En la página web de Vila-Matas se registran cincuenta y una reseñas de la novela Esta Bruma Insensata. Y todas muy buenas. Nada más los títulos, si uno los colocara en una serie, serían por demás de elocuentes. Me veo en un problema, bastante implicado en el asunto. Me tengo que esmerar y soy perezoso. Todo lo que puedo hacer es seguir con el relato inicial.
"El Escritor ha muerto. Lo hemos visto descender hacia la tumba. Es preciso que su identidad se cuestione luego, cuando lo encontramos en una calle del centro de la ciudad. Ese Escritor podría aspirar a la disolución personal.
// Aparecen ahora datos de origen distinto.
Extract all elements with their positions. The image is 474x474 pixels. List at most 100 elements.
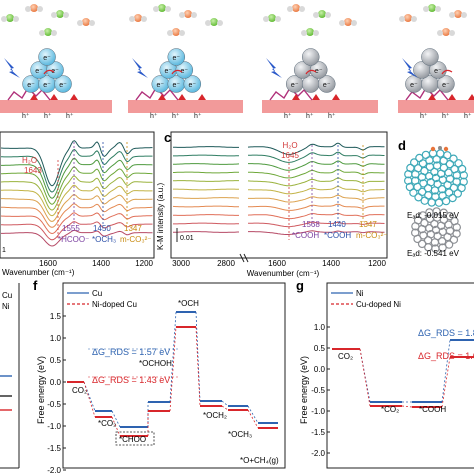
panel-e-partial: Cu Ni: [0, 283, 20, 469]
lattice-atom: [411, 228, 420, 237]
molecule-atom: [411, 16, 417, 22]
water-label-b: H₂O: [22, 156, 37, 165]
panel-label-f: f: [33, 278, 38, 293]
ni-doped-cu-path-connector: [169, 326, 177, 412]
nanoparticle-sphere: [301, 48, 320, 66]
triangle-mark: [292, 94, 300, 100]
spectrum-line: [172, 214, 239, 216]
lattice-atom: [436, 149, 445, 158]
lattice-atom: [420, 196, 429, 205]
lattice-atom: [449, 235, 459, 244]
lattice-atom: [406, 163, 415, 173]
lattice-atom: [417, 239, 427, 249]
molecule-atom: [299, 6, 305, 12]
panel-f-pathway: [67, 311, 278, 437]
panel-c-ylabel: K-M intensity (a.u.): [156, 183, 165, 250]
panel-g-free-energy: g Free energy (eV) 1.0 0.5 0.0 -0.5 -1.0 -1.5…: [296, 278, 474, 469]
substrate-bar: [128, 100, 243, 113]
nanoparticle-sphere: [421, 48, 439, 66]
species-f-8: *O+CH₄(g): [240, 456, 279, 465]
triangle-mark: [158, 94, 166, 100]
molecule-atom: [428, 4, 436, 12]
schematic-group: e⁻ e⁻e⁻h⁺ h⁺ h⁺: [398, 4, 474, 120]
molecule-atom: [313, 30, 319, 36]
legend-f-label-2: Ni-doped Cu: [92, 300, 137, 309]
peak-value-b-1: 1555: [62, 224, 80, 233]
y-tick-label: 1.5: [50, 312, 62, 321]
molecule-atom: [263, 16, 269, 22]
cu-cluster-model: [404, 146, 468, 207]
triangle-mark: [198, 94, 206, 100]
spectrum-line: [173, 188, 240, 191]
spectrum-line: [0, 166, 153, 205]
molecule-atom: [217, 20, 223, 26]
electron-label: e⁻: [165, 68, 173, 75]
electron-label: e⁻: [173, 82, 181, 89]
electron-label: e⁻: [410, 82, 418, 89]
molecule-atom: [51, 30, 57, 36]
y-tick-label: 1.0: [50, 334, 62, 343]
cu-doped-ni-path-connector: [401, 405, 413, 408]
water-value-c: 1645: [281, 151, 299, 160]
nanoparticle-sphere: [437, 75, 455, 93]
spectrum-line: [247, 221, 385, 228]
eads-bottom: Eₐd: -0.541 eV: [407, 249, 460, 258]
molecule-atom: [77, 20, 83, 26]
molecule-atom: [301, 30, 307, 36]
panel-b-tick-2: 1400: [92, 259, 110, 268]
cluster-sphere: [38, 48, 56, 66]
lattice-atom: [445, 211, 455, 221]
electron-label: e⁻: [323, 82, 331, 89]
molecule-atom: [351, 20, 357, 26]
spectrum-line: [247, 212, 385, 220]
electron-label: e⁻: [43, 82, 51, 89]
spectrum-line: [173, 197, 240, 199]
y-tick-label: 1.0: [314, 323, 326, 332]
panel-c-spectra: [172, 142, 385, 235]
molecule-atom: [63, 12, 69, 18]
ni-doped-cu-path-connector: [247, 409, 259, 429]
ni-doped-cu-path-connector: [221, 405, 229, 411]
y-tick-label: -0.5: [47, 400, 61, 409]
panel-f-yticks: 1.5 1.0 0.5 0.0 -0.5 -1.0 -1.5 -2.0: [47, 312, 66, 474]
lattice-atom: [449, 154, 458, 163]
substrate-bar: [262, 100, 378, 113]
legend-g-label-2: Cu-doped Ni: [356, 300, 401, 309]
cluster-sphere: [167, 48, 186, 66]
molecule-atom: [30, 4, 38, 12]
molecule-atom: [442, 28, 450, 36]
cluster-sphere: [54, 75, 72, 93]
photocatalysis-schematic: e⁻ e⁻ e⁻e⁻ e⁻e⁻h⁺ h⁺ h⁺e⁻ e⁻ e⁻e⁻ e⁻e⁻h⁺ h⁺ h⁺e⁻ e⁻…: [0, 4, 474, 120]
hole-label: h⁺: [194, 112, 202, 120]
molecule-atom: [461, 12, 467, 18]
water-value-b: 1643: [24, 166, 42, 175]
legend-g-label-1: Ni: [356, 289, 364, 298]
spectrum-line: [172, 205, 239, 208]
reaction-arrow: [43, 69, 55, 75]
lattice-atom: [421, 150, 431, 160]
light-icon: [4, 58, 20, 78]
spectrum-line: [173, 231, 239, 233]
molecule-atom: [184, 10, 192, 18]
molecule-atom: [449, 30, 455, 36]
panel-b-tick-3: 1200: [135, 259, 153, 268]
electron-label: e⁻: [51, 68, 59, 75]
molecule-atom: [165, 6, 171, 12]
peak-label-c-2: *COOH: [324, 231, 351, 240]
peak-label-c-1: *COOH: [292, 231, 319, 240]
molecule-atom: [1, 16, 7, 22]
molecule-atom: [37, 6, 43, 12]
reaction-arrow: [171, 69, 183, 75]
water-label-c: H₂O: [282, 141, 297, 150]
lattice-atom: [457, 183, 466, 193]
spectrum-line: [247, 177, 385, 187]
panel-c-tick-2: 2800: [217, 259, 235, 268]
hole-label: h⁺: [420, 112, 428, 120]
panel-d-adsorption: d Eₐd: -0.015 eV Eₐd: -0.541 eV: [398, 138, 468, 258]
adsorbate-atom: [438, 146, 442, 150]
molecule-atom: [153, 6, 159, 12]
molecule-atom: [292, 4, 300, 12]
lattice-atom: [404, 176, 413, 185]
peak-label-b-3: m-CO₃²⁻: [120, 235, 151, 244]
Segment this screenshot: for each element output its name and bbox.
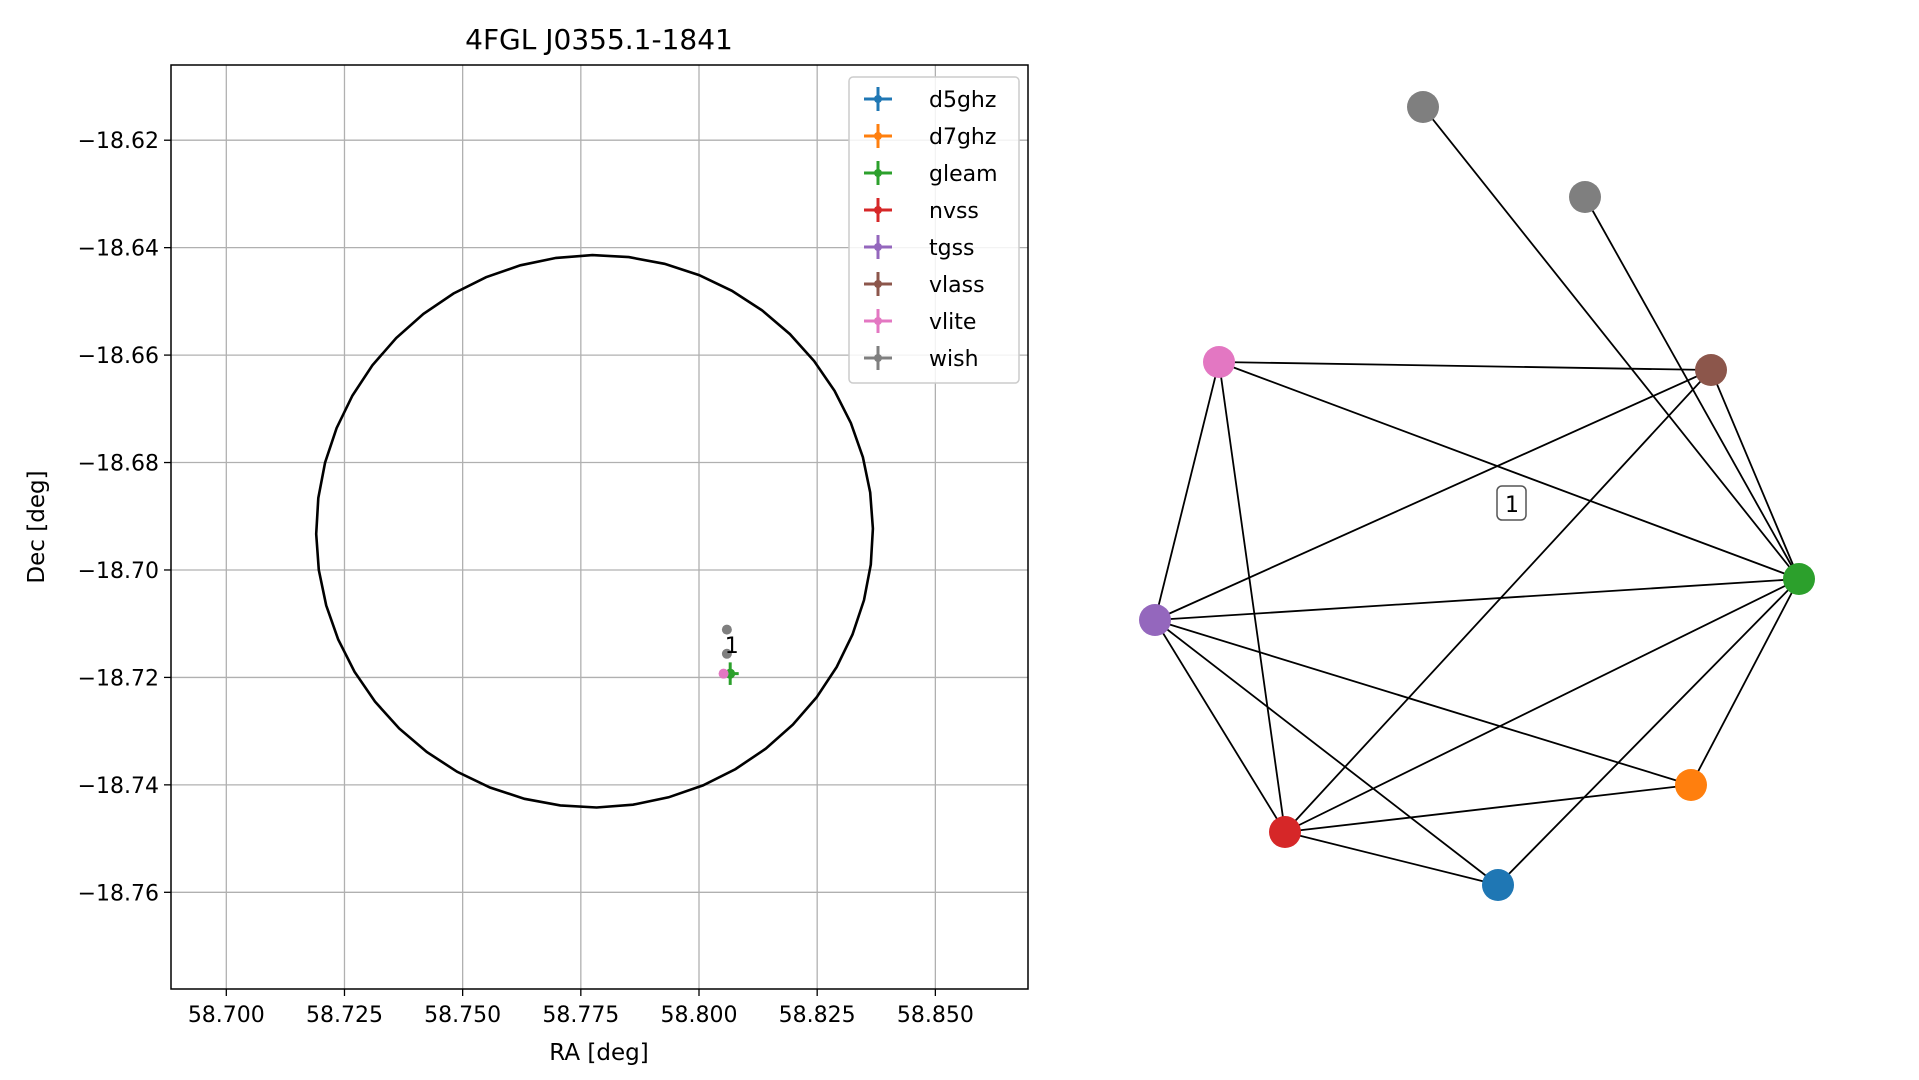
point-wish xyxy=(721,648,732,659)
edge-gleam-tgss xyxy=(1154,578,1800,621)
graph-nodes xyxy=(1139,91,1815,901)
x-tick-label: 58.850 xyxy=(897,1003,974,1028)
sky-position-plot: 1 58.700 58.725 58.750 58.775 58.800 58.825 58… xyxy=(24,23,1029,1066)
node-vlite[interactable] xyxy=(1203,346,1235,378)
legend-marker xyxy=(874,280,882,288)
edge-nvss-d5ghz xyxy=(1284,831,1499,886)
edge-tgss-d5ghz xyxy=(1154,619,1499,886)
legend[interactable]: d5ghz d7ghz gleam nvss tgss vlass vlite wish xyxy=(848,76,1020,384)
chart-title: 4FGL J0355.1-1841 xyxy=(465,23,733,56)
edge-tgss-d7ghz xyxy=(1154,619,1692,786)
edge-vlite-nvss xyxy=(1218,361,1286,833)
edge-vlass-nvss xyxy=(1284,369,1712,833)
point-vlite xyxy=(718,668,729,679)
legend-item-d5ghz[interactable]: d5ghz xyxy=(864,87,996,113)
edge-gleam-d7ghz xyxy=(1690,578,1800,786)
edge-nvss-d7ghz xyxy=(1284,784,1692,833)
x-tick-label: 58.775 xyxy=(542,1003,619,1028)
crossmatch-network-graph: 1 xyxy=(1139,91,1815,901)
y-tick-label: −18.76 xyxy=(78,881,159,906)
graph-edges xyxy=(1154,106,1800,886)
node-tgss[interactable] xyxy=(1139,604,1171,636)
legend-item-vlass[interactable]: vlass xyxy=(864,272,985,298)
edge-vlass-gleam xyxy=(1710,369,1800,580)
edge-tgss-nvss xyxy=(1154,619,1286,833)
y-tick-label: −18.64 xyxy=(78,237,159,262)
x-axis-ticks: 58.700 58.725 58.750 58.775 58.800 58.825 58.8… xyxy=(188,989,974,1028)
legend-label: nvss xyxy=(929,199,979,224)
node-vlass[interactable] xyxy=(1695,354,1727,386)
legend-marker xyxy=(874,243,882,251)
legend-item-wish[interactable]: wish xyxy=(864,346,979,372)
marker xyxy=(721,648,732,659)
y-axis-ticks: −18.62 −18.64 −18.66 −18.68 −18.70 −18.72 −18.… xyxy=(78,129,171,906)
legend-item-nvss[interactable]: nvss xyxy=(864,198,979,224)
x-tick-label: 58.725 xyxy=(306,1003,383,1028)
marker xyxy=(721,624,732,635)
legend-marker xyxy=(874,169,882,177)
edge-vlite-gleam xyxy=(1218,361,1800,580)
annotation-layer: 1 xyxy=(725,634,739,659)
edge-vlite-vlass xyxy=(1218,361,1712,371)
node-d5ghz[interactable] xyxy=(1482,869,1514,901)
y-tick-label: −18.74 xyxy=(78,774,159,799)
legend-label: tgss xyxy=(929,236,975,261)
point-annotation: 1 xyxy=(725,634,739,659)
edge-gleam-nvss xyxy=(1284,578,1800,833)
marker xyxy=(718,668,729,679)
y-tick-label: −18.72 xyxy=(78,666,159,691)
edge-vlass-tgss xyxy=(1154,369,1712,621)
y-tick-label: −18.70 xyxy=(78,559,159,584)
plot-frame xyxy=(170,64,1029,990)
x-tick-label: 58.800 xyxy=(661,1003,738,1028)
error-ellipse xyxy=(314,253,875,809)
x-tick-label: 58.750 xyxy=(424,1003,501,1028)
x-tick-label: 58.825 xyxy=(779,1003,856,1028)
legend-label: d7ghz xyxy=(929,125,996,150)
edge-wish_2-gleam xyxy=(1584,196,1800,580)
legend-item-tgss[interactable]: tgss xyxy=(864,235,975,261)
legend-item-gleam[interactable]: gleam xyxy=(864,161,998,187)
y-axis-label: Dec [deg] xyxy=(24,470,50,583)
node-wish_1[interactable] xyxy=(1407,91,1439,123)
node-nvss[interactable] xyxy=(1269,816,1301,848)
error-ellipse-layer xyxy=(314,253,875,809)
x-tick-label: 58.700 xyxy=(188,1003,265,1028)
y-tick-label: −18.62 xyxy=(78,129,159,154)
legend-marker xyxy=(874,132,882,140)
node-gleam[interactable] xyxy=(1783,563,1815,595)
legend-marker xyxy=(874,354,882,362)
point-wish xyxy=(721,624,732,635)
data-points xyxy=(718,624,739,685)
edge-vlite-tgss xyxy=(1154,361,1220,621)
cluster-label-box: 1 xyxy=(1496,485,1527,521)
legend-label: d5ghz xyxy=(929,88,996,113)
y-tick-label: −18.66 xyxy=(78,344,159,369)
legend-label: vlite xyxy=(929,310,976,335)
legend-item-vlite[interactable]: vlite xyxy=(864,309,976,335)
legend-label: wish xyxy=(929,347,979,372)
edge-gleam-d5ghz xyxy=(1497,578,1800,886)
legend-label: vlass xyxy=(929,273,985,298)
legend-marker xyxy=(874,95,882,103)
node-d7ghz[interactable] xyxy=(1675,769,1707,801)
legend-frame xyxy=(848,76,1020,384)
legend-marker xyxy=(874,206,882,214)
y-tick-label: −18.68 xyxy=(78,452,159,477)
x-axis-label: RA [deg] xyxy=(549,1040,648,1066)
legend-marker xyxy=(874,317,882,325)
legend-label: gleam xyxy=(929,162,998,187)
legend-item-d7ghz[interactable]: d7ghz xyxy=(864,124,996,150)
cluster-label: 1 xyxy=(1505,493,1519,518)
cluster-label-frame xyxy=(1496,485,1527,521)
edge-wish_1-gleam xyxy=(1422,106,1800,580)
node-wish_2[interactable] xyxy=(1569,181,1601,213)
Se tendría por sincero si lograra alcanzar una nueva forma de verdad, la mejor, la suya." (Voy bien, ya oigo la voz que dice tras esto: ¡Ah, bueno!)
Trevisano se ha cansado de leer y ese cansancio le atrasa el reloj, se lo detiene en una hora determinada, como la lluvia nos retenía en el bar aquellos días. Trevisano es una presencia ausente. Sin embargo discute con fervor y le cuesta asumir que algo como la literatura sea serio. "¡Pero si justamente no nos tomamos en serio!" le digo yo. ¿Y entonces para qué sirven las teorías? Porque no me va a negar que usted sigue empeñado en defender eso que llama…" "Intertextualidad", lo interrumpí, procurando evitar las confusiones. "Como sea que le llame, lo desafío a encontrar alguna obra que no hable de otra. La literatura es lo que es en la medida que no es lenguaje común sino mero artificio."
En ese instante vi que estaba perdido. Mi interlocutor había leído a Foucault (me pareció que de él venía la cita levemente deformada) o había caído en el pesimismo más radical, el que consiste en amonestar la diferencia reclamando que todo es constitutivamente lo mismo.
Un día de esos dejó de llover. Volví a colocar los libros en la biblioteca buscando el sitio más lejano para los de ajedrez, un estante bajo, trabado por un mueble, inaccesible. Se me ocurrió que el Escritor de mi relato había regresado a la vida con el único propósito de rehacer su obra y que si pudiera interpelarlo como en Revelación Mesmérica -el cuento de Poe- no iba a confirmar gran cosa acerca de su experiencia. No se sentiría en condiciones de hacer ningún esfuerzo. Me exigiría que le preguntara mejor, que empezara por el principio. Y allí nos íbamos a quedar varados, preguntándonos como siempre, dónde está el principio.